Jul 14, 2012 at 7:22 PM Post #73 of 80
*All* commercial beef starts out grass-fed.  The difference between grass-fed and corn-fed *is* the finishing 60-120 days.  If you feed the steer corn to finish it, then it's not grass-fed.
 
And I think you are dwelling a little too much on feedlot vs exhibition livestock.  I never said I knew nothing about feedlot practices.  My family also raised livestock commercially, as did my grandparents and my in-laws.  Not on a mass-scale - my family was actually in the dairy business, not beef - but we also had commercial beef and lambs in addition to my show stock.  The Harris Ranch feedlot in Coalinga (largest feedlot in California at ~150M lbs per year according to wikipedia) was less than 2 hours from where I grew-up.  So, yeah, I've smelled my fair share of feedlots...
 
Jul 14, 2012 at 7:45 PM Post #74 of 80
Why is there such a difference between the CAFO cattle that move to feedlots once they hit 650 or 750 pounds in just three to four months, a weight it takes the average cow twelve months to reach on pasture?
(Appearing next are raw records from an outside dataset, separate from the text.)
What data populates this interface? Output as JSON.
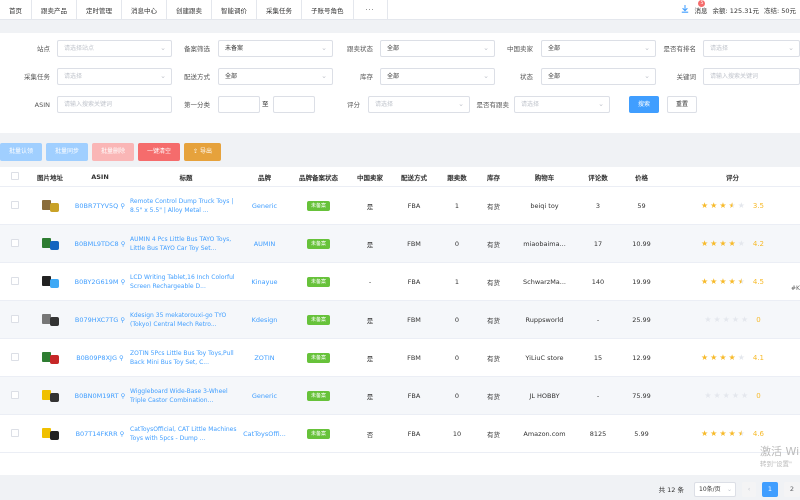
{
  "nav": {
    "tabs": [
      "首页",
      "跟卖产品",
      "定时管理",
      "消息中心",
      "创建跟卖",
      "智能调价",
      "采集任务",
      "子账号角色",
      "···"
    ],
    "download_icon": "download-icon",
    "messages_label": "消息",
    "message_badge": "5",
    "balance": "余额: 125.31元",
    "extra": "冻结: 50元"
  },
  "filters": {
    "row1": {
      "site_label": "站点",
      "site_placeholder": "请选择站点",
      "brand_label": "备案筛选",
      "brand_value": "未备案",
      "follow_label": "跟卖状态",
      "follow_value": "全部",
      "cn_label": "中国卖家",
      "cn_value": "全部",
      "rank_label": "是否有排名",
      "rank_placeholder": "请选择"
    },
    "row2": {
      "task_label": "采集任务",
      "task_placeholder": "请选择",
      "ship_label": "配送方式",
      "ship_value": "全部",
      "stock_label": "库存",
      "stock_value": "全部",
      "status_label": "状态",
      "status_value": "全部",
      "kw_label": "关键词",
      "kw_placeholder": "请输入搜索关键词"
    },
    "row3": {
      "asin_label": "ASIN",
      "asin_placeholder": "请输入搜索关键词",
      "cat_label": "第一分类",
      "range_sep": "至",
      "score_label": "评分",
      "score_placeholder": "请选择",
      "has_follow_label": "是否有跟卖",
      "has_follow_placeholder": "请选择",
      "search_btn": "搜索",
      "reset_btn": "重置"
    }
  },
  "actions": [
    "批量认领",
    "批量同步",
    "批量删除",
    "一键清空",
    "导出"
  ],
  "table": {
    "headers": [
      "图片地址",
      "ASIN",
      "标题",
      "品牌",
      "品牌备案状态",
      "中国卖家",
      "配送方式",
      "跟卖数",
      "库存",
      "购物车",
      "评论数",
      "价格",
      "评分"
    ],
    "rows": [
      {
        "asin": "B0BR7TYV5Q",
        "title": "Remote Control Dump Truck Toys | 8.5\" x 5.5\" | Alloy Metal ...",
        "brand": "Generic",
        "status": "未备案",
        "cn": "是",
        "ship": "FBA",
        "follow": "1",
        "stock": "有货",
        "cart": "beiqi toy",
        "reviews": "3",
        "price": "59",
        "rating": "3.5",
        "stars": [
          1,
          1,
          1,
          0.5,
          0
        ]
      },
      {
        "asin": "B0BML9TDC8",
        "title": "AUMIN 4 Pcs Little Bus TAYO Toys, Little Bus TAYO Car Toy Set...",
        "brand": "AUMIN",
        "status": "未备案",
        "cn": "是",
        "ship": "FBM",
        "follow": "0",
        "stock": "有货",
        "cart": "miaobaima...",
        "reviews": "17",
        "price": "10.99",
        "rating": "4.2",
        "stars": [
          1,
          1,
          1,
          1,
          0
        ]
      },
      {
        "asin": "B0BY2G619M",
        "title": "LCD Writing Tablet,16 Inch Colorful Screen Rechargeable D...",
        "brand": "Kinayue",
        "status": "未备案",
        "cn": "-",
        "ship": "FBA",
        "follow": "1",
        "stock": "有货",
        "cart": "SchwarzMa...",
        "reviews": "140",
        "price": "19.99",
        "rating": "4.5",
        "stars": [
          1,
          1,
          1,
          1,
          0.5
        ]
      },
      {
        "asin": "B079HXC7TG",
        "title": "Kdesign 35 mekatorouxi-go TYO (Tokyo) Central Mech Retro...",
        "brand": "Kdesign",
        "status": "未备案",
        "cn": "是",
        "ship": "FBM",
        "follow": "0",
        "stock": "有货",
        "cart": "Ruppsworld",
        "reviews": "-",
        "price": "25.99",
        "rating": "0",
        "stars": [
          0,
          0,
          0,
          0,
          0
        ]
      },
      {
        "asin": "B0B09P8XJG",
        "title": "ZOTIN 5Pcs Little Bus Toy Toys,Pull Back Mini Bus Toy Set, C...",
        "brand": "ZOTIN",
        "status": "未备案",
        "cn": "是",
        "ship": "FBM",
        "follow": "0",
        "stock": "有货",
        "cart": "YiLiuC store",
        "reviews": "15",
        "price": "12.99",
        "rating": "4.1",
        "stars": [
          1,
          1,
          1,
          1,
          0
        ]
      },
      {
        "asin": "B0BN0M19RT",
        "title": "Wiggleboard Wide-Base 3-Wheel Triple Castor Combination...",
        "brand": "Generic",
        "status": "未备案",
        "cn": "是",
        "ship": "FBA",
        "follow": "0",
        "stock": "有货",
        "cart": "JL HOBBY",
        "reviews": "-",
        "price": "75.99",
        "rating": "0",
        "stars": [
          0,
          0,
          0,
          0,
          0
        ]
      },
      {
        "asin": "B07T14FKRR",
        "title": "CatToysOfficial, CAT Little Machines Toys with 5pcs - Dump ...",
        "brand": "CatToysOffi...",
        "status": "未备案",
        "cn": "否",
        "ship": "FBA",
        "follow": "10",
        "stock": "有货",
        "cart": "Amazon.com",
        "reviews": "8125",
        "price": "5.99",
        "rating": "4.6",
        "stars": [
          1,
          1,
          1,
          1,
          0.5
        ]
      }
    ],
    "peek_text": "#K"
  },
  "pager": {
    "total": "共 12 条",
    "page_size": "10条/页",
    "pages": [
      "1",
      "2"
    ]
  },
  "watermark": {
    "line1": "激活 Wi",
    "line2": "转到\"设置\""
  },
  "colors": {
    "primary": "#409eff",
    "success": "#67c23a",
    "danger": "#f56c6c",
    "warning": "#e6a23c",
    "star": "#f7ba2a"
  }
}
Is it all growth hormones?
 
There's another difference between real Kobe beef and the cross bred American version. Besides the beer they actually get "relieved with a happy ending" on a regular basis. Those are some happy cattle!
 
But to go back to the Argentine stuff, what I like is that they have beef that is recognized as some of the best on the planet, and it doesn't cost any extra. It's just what's at the market. Here if you just buy whatever is at the market you get an inferior product. You have to seek the good stuff out, and pay a premium for it.